When my partner and I took a break from our relationship early last year for a few rather excruciating weeks, it was hard to figure out where to turn for support. And when we eventually compared notes (and got back together), we discovered that we had felt the same way. "I wanted to talk to my best friend about my ex," he told me, "but my best friend was my ex. You were both."
If you’ve opened a magazine, been to a wedding, or ever used the internet, you are familiar with the idea that our partners are or should be our "best friends." "So lucky to be marrying my best friend," the engagement announcements in our timelines blare. "When you’re in love with your best friend, every day is an adventure," captions of couples’ photos proclaim. It’s worth remembering that this relationship model is relatively recent. As Rebecca Traister, New York Magazine writer-at-large and author of the just-released All the Single Ladies: Unmarried Women and the Rise of an Independent Nation, wrote in an op-ed for The New York Times earlier this year:
Historically, friendships between women provided them with attention, affection and an outlet for intellectual or political exchange in eras when marriage, still chiefly a fiscal and social necessity, wasn’t an institution from which many could be sure of gleaning sexual or companionate pleasure… In this one small (but not insignificant) way, I think, 19th-century women were lucky, with their largely unsatisfying marriages and segregation into a subjugated and repressed gender caste… They could maintain an allegiance to their female friends, because there was a much smaller chance that their husbands were going to play a competitively absorbing role in their emotional and intellectual lives.
There is now a pretty big chance that women’s partners, be they spouses or not, will play a "competitively absorbing" role in our lives, and by and large, that’s a wonderful thing.

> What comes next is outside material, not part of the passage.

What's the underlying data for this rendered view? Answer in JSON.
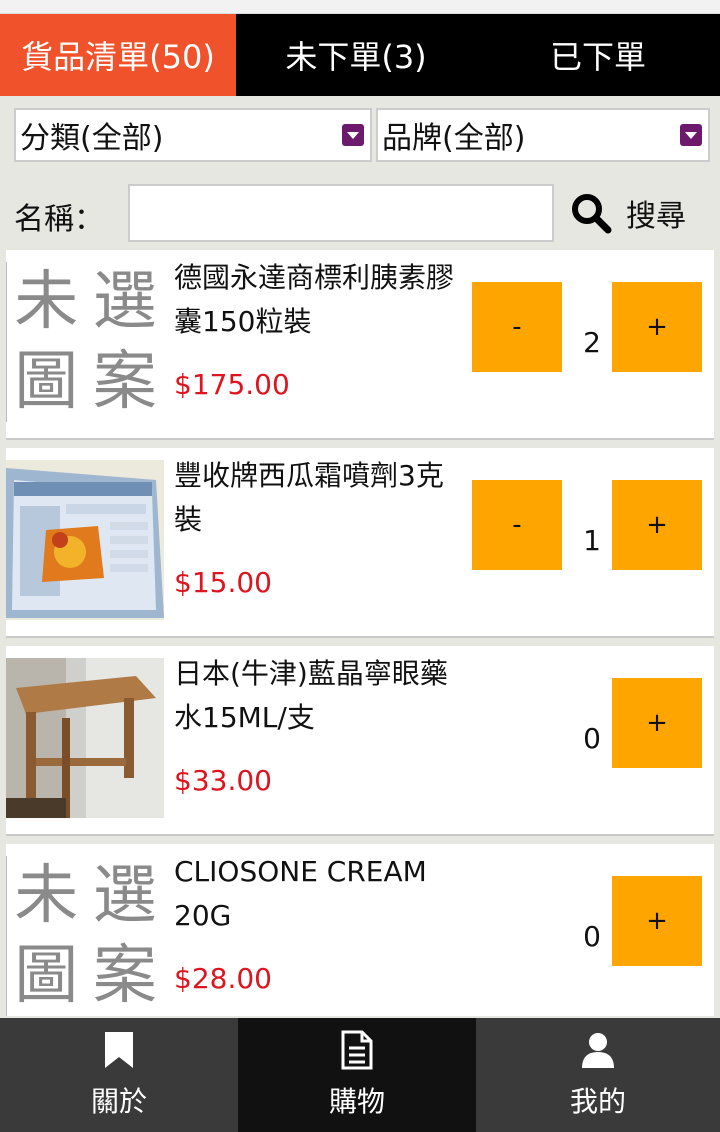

Women have more ability than ever before to negotiate for both good sex and good companionship as our partners’ equals and to say no to relationships that fall short of our standards. We pair off to pursue happiness, not to afford to survive outside of our parents’ homes and shut up relatives wondering if our twentysomething selves will be single and childless for life (again, this is recent history: When my mother married my father at the age of 25, my father’s aunt sighed that it was a shame that my mother and father would never have kids since my mother was too old).
Thanks to this shift, we're also expecting more from our relationships than ever before. A study published last week in the journal Personality and Social Psychology demonstrated the double-edged sword of the dramatically expanded potential — "potential" is the operative word here — of our relationships to meet not only our economic and reproductive needs, but our emotional, sexual, romantic, psychological, and intellectual ones as well. Researchers traced the relationship satisfaction of 135 couples in Tennessee over the first four years of their marriages to assess how the couples' expectations correlated with their happiness. For couples with direct communication styles, high standards correlated with more satisfying relationships; couples who avoided potentially difficult conversations (or, worse yet, communicated passive-aggressively) and yet maintained high expectations experienced less satisfaction than couples with lower standards but no worse communication.
The implication: Those partnerships that meet our wildly high standards, the ones that we would also call "best friendships," usually don't just happen — they take intention and communication. They are possible, and yet, even a partner who is a "best friend" cannot be our only source of satisfaction. Women have always been told that male partners are necessary. For the 19th-century women Traister described, they were all but necessary for survival; now, because relationships have the capacity to meet needs higher in Maslow’s Hierarchy, we expect them to. After all, if they don’t, we have comparative freedom to ditch them in search of relationships that will. What this can mean, though, is that when we do find ourselves in relationships, we forget the vitality of other sources of creativity and confidence and self-esteem and spontaneity, putting more pressure on our partners to provide us with all of these than our grandmothers ever would have.
If Carrie Bradshaw were writing this, now is when she’d jump in with an "I couldn’t help but wonder: Are our girlfriends our soul mates and guys just people to have fun with?" I’d never go that far. My partner should provide me with more than a good time — engaging conversation, emotional support, and a shared Netflix password are all required of anyone who expects to regularly see me naked and let them eat the last spicy tuna roll. The third option is that "soul mates" and "people to have fun with" are not mutually exclusive, and that our relationships with our partners, our friends, and ourselves should all play key and interlocking roles in our lives. I know that the breakup I went through last year (and the one I went through before that) would have been more bearable if Being Someone's Girlfriend hadn't been so central to my self-image.
I don't blame myself for that entirely. Our culture's message has shifted from "you have to have a partner so you're not alone and childless" to "you have to have one with whom you share all your secrets, are your truest self, and actually want to spend every waking minute — a one-stop shop for wholeness as a human!" But the advice of New York Magazine's "Polly" to a woman who wondered why she's had so much "bad luck" with men is ringing in my ears: Instead of asking why men "don't like you," Polly shot back, why not ask: "Why isn't your work more engrossing? Why aren't your friends giving you their all? Why can't you feel your feelings unless there's a guy in the picture?" All important questions — and only possible to ask when a partner is part of the picture, not the whole tableau.